Takeaways from AMUG2025

April 4, 2025

Two non-obvious features of #AMUG 2025, as Rohit Bhargava would call them: mentoring and no-agenda roundtables.

  1. Nice to see fellow Listeners Chris PrueRachel LevineJames Hockey (Additive🦄) and Yours Truly among others, having conversations with the younger fellas. Brilliant questions and Brilliant minds (Rachel and the younger fellas).

    Attracting, nurturing and retaining talent is essential to avoid becoming a ghost Industry.

  2. Tim Bell (AMUG🦕) ran a captivating hour of exchanges with AM users on their use of AI.

    No agenda, no slides for a non-digital get-together among industry peers – and we had a Googler in the room, Marina Dolivo.

    Epic fails, fast improvements and most all: the adoption of an AI agent.
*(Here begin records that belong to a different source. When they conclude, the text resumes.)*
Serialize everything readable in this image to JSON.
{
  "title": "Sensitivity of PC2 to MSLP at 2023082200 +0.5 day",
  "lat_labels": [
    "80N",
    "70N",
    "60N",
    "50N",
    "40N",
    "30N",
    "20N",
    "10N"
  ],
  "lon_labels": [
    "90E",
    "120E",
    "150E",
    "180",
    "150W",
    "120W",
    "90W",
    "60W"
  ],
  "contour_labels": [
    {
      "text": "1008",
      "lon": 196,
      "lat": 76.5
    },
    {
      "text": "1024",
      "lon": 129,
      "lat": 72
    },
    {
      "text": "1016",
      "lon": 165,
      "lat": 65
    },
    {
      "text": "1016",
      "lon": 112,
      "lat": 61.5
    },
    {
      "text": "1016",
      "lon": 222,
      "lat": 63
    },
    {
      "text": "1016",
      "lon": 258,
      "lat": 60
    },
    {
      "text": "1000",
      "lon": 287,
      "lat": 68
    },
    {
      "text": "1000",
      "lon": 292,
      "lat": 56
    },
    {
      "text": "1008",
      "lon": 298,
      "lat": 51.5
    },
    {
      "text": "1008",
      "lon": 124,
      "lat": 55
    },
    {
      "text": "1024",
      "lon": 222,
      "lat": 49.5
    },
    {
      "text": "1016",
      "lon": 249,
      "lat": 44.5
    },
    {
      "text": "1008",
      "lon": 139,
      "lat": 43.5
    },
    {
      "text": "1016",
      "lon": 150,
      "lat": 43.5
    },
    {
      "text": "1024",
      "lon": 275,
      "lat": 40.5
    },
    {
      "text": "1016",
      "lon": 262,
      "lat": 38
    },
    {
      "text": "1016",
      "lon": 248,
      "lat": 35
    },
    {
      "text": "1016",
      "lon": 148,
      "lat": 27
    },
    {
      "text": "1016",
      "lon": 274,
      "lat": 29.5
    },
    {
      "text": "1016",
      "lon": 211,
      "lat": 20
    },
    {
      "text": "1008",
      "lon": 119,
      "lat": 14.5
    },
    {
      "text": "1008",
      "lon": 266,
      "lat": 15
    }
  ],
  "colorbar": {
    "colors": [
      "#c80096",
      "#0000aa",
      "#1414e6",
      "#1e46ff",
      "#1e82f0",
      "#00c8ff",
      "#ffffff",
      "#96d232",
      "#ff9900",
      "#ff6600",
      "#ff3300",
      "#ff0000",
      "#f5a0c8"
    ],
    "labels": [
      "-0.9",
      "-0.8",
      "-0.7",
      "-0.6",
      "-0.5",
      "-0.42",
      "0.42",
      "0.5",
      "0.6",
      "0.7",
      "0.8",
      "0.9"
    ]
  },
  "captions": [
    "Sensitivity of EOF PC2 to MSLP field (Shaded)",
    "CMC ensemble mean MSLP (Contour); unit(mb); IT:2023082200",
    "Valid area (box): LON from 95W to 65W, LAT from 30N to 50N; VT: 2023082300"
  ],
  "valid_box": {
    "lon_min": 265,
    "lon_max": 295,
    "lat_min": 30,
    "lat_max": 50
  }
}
    Since you insist, here are my two-three cents on the AI-AM matchmaking:

– an Industry that prides itself with the label ‘Advanced Manufacturing’ cannot not-have an #AI Agenda. Saying ‘it’s just a tool’ means not having an AI Agenda.

– I was told that one of #SXSW gurus, Amy Webb, once said something like: “Don’t be afraid of losing your job to AI. Be afraid of losing it to someone who uses AI better than you do”.

Could it apply to an entire Industry?
Could extent to which a Manufacturing Industry leverages on AI be its key success factor?

– During the discussions in the think tank Red Thread X a sharp marketer, Vi Ma asked: “In the past, Brands fought for attention. With Internet 2.0 they fought for intimacy. What’s next, in the age of AI?”.
Ari Popper replied: “Brands will fight for your AI agent’s attention”.

I believe that B2B has much to learn from B2C, which typically adapts more quickly to changes in the consumers’ base. The discussion Tim stirred pointed in the direction of Additive Manufacturing-trained agents as something that has already started being developed.

Great edition of AMUG (Additive Manufacturing Users Group); hope I made it clear.